Se a petista não estabelecer uma vantagem sólida sobre Serra em agosto, Volpon disse que "pode haver movimentos violentos (do mercado), especialmente na taxa de câmbio".
PAPEL DO ESTADO
Serra também deu sinais mistos sobre o papel do Estado na economia. Ele criticou a criação de uma nova companhia estatal e o uso de recursos do Estado para o trem-bala, e prometeu restaurar os poderes das agências reguladoras.
Mas também elogiou as medidas de estímulo econômico de Lula e propôs mais desenvolvimento liderado pelo Estado.
"Defendo um projeto de desenvolvimento nacional para o Brasil, o ativismo governamental", disse Serra.
Apesar de querer cortar os excessos do governo, Serra também quer dobrar o Bolsa Família de Lula, criticado durante anos por muitos de seus partidários.

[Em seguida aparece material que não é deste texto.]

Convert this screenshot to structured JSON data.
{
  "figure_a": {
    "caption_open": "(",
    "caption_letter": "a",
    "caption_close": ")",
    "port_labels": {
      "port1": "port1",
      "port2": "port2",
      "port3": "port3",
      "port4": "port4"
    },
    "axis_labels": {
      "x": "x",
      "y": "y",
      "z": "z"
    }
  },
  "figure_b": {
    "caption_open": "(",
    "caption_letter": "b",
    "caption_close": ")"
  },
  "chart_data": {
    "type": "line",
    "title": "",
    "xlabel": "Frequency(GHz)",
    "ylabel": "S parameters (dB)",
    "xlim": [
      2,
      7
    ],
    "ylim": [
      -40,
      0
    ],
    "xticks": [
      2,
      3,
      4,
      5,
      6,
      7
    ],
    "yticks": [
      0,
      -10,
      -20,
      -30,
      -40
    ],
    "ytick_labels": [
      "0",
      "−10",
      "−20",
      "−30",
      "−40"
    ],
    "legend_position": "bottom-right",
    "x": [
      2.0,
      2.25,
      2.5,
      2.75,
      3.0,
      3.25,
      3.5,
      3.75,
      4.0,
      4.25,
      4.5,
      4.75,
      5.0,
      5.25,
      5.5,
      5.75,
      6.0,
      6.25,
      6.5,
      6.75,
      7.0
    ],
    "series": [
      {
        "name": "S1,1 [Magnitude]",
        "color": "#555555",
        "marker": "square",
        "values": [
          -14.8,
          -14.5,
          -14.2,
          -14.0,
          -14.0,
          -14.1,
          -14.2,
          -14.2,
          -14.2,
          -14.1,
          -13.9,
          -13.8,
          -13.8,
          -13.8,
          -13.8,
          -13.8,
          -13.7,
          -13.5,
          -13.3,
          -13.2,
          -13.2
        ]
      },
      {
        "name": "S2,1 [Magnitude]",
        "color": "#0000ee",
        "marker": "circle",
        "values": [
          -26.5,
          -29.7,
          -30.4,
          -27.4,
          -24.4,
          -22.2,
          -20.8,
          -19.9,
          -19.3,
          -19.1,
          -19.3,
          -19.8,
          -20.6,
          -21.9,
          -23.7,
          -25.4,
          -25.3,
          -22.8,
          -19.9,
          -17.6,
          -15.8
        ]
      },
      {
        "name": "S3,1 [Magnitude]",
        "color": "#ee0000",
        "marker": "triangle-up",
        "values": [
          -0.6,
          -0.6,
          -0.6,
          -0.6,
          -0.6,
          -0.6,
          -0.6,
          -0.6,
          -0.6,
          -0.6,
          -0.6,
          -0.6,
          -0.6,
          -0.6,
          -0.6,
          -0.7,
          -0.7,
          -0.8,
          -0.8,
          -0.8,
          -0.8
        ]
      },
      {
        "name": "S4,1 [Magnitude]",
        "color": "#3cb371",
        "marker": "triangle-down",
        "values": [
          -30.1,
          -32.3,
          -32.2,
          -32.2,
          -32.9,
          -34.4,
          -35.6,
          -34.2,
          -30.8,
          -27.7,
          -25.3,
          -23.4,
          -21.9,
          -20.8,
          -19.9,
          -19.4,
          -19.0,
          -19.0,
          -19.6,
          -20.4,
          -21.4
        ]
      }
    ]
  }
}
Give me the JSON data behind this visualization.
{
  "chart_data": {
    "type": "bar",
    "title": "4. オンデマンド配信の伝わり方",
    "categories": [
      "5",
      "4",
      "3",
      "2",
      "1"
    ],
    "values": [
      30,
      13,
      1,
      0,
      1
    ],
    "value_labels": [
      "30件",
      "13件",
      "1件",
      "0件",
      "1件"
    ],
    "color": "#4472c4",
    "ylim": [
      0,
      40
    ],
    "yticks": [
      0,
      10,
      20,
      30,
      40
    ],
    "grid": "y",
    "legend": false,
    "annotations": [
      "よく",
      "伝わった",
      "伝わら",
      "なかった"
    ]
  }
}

Alguns analistas dizem que as posições variadas refletem sua estratégia de campanha. Ele pretende ser visto como uma mudança, mas não quer abandonar as políticas que tornaram Lula popular.
"A Dilma diz ao mercado o que ele quer ouvir. A mensagem de Serra é mais política, porque ele precisa ganhar votos", disse Dany Rappaport, sócio da consultoria financeira InvestPort.
Mas Serra tem um histórico de intervenção governamental e é ligado à escola de pensamento que defende planejamento econômico, Estado forte, controles de capital e substituição de importações.
Como ministro do Planejamento, ele peitou a ala pró-mercado do governo Fernando Henrique e foi transferido ao Ministério da Saúde. Lá, ele fez a gigante farmacêutica suíça Roche diminuir os preços sob ameaça de quebrar a patente da empresa.
"Suas propostas refletem suas crenças --não é propaganda. Mas, de qualquer forma, isso gera incerteza", disse Barros.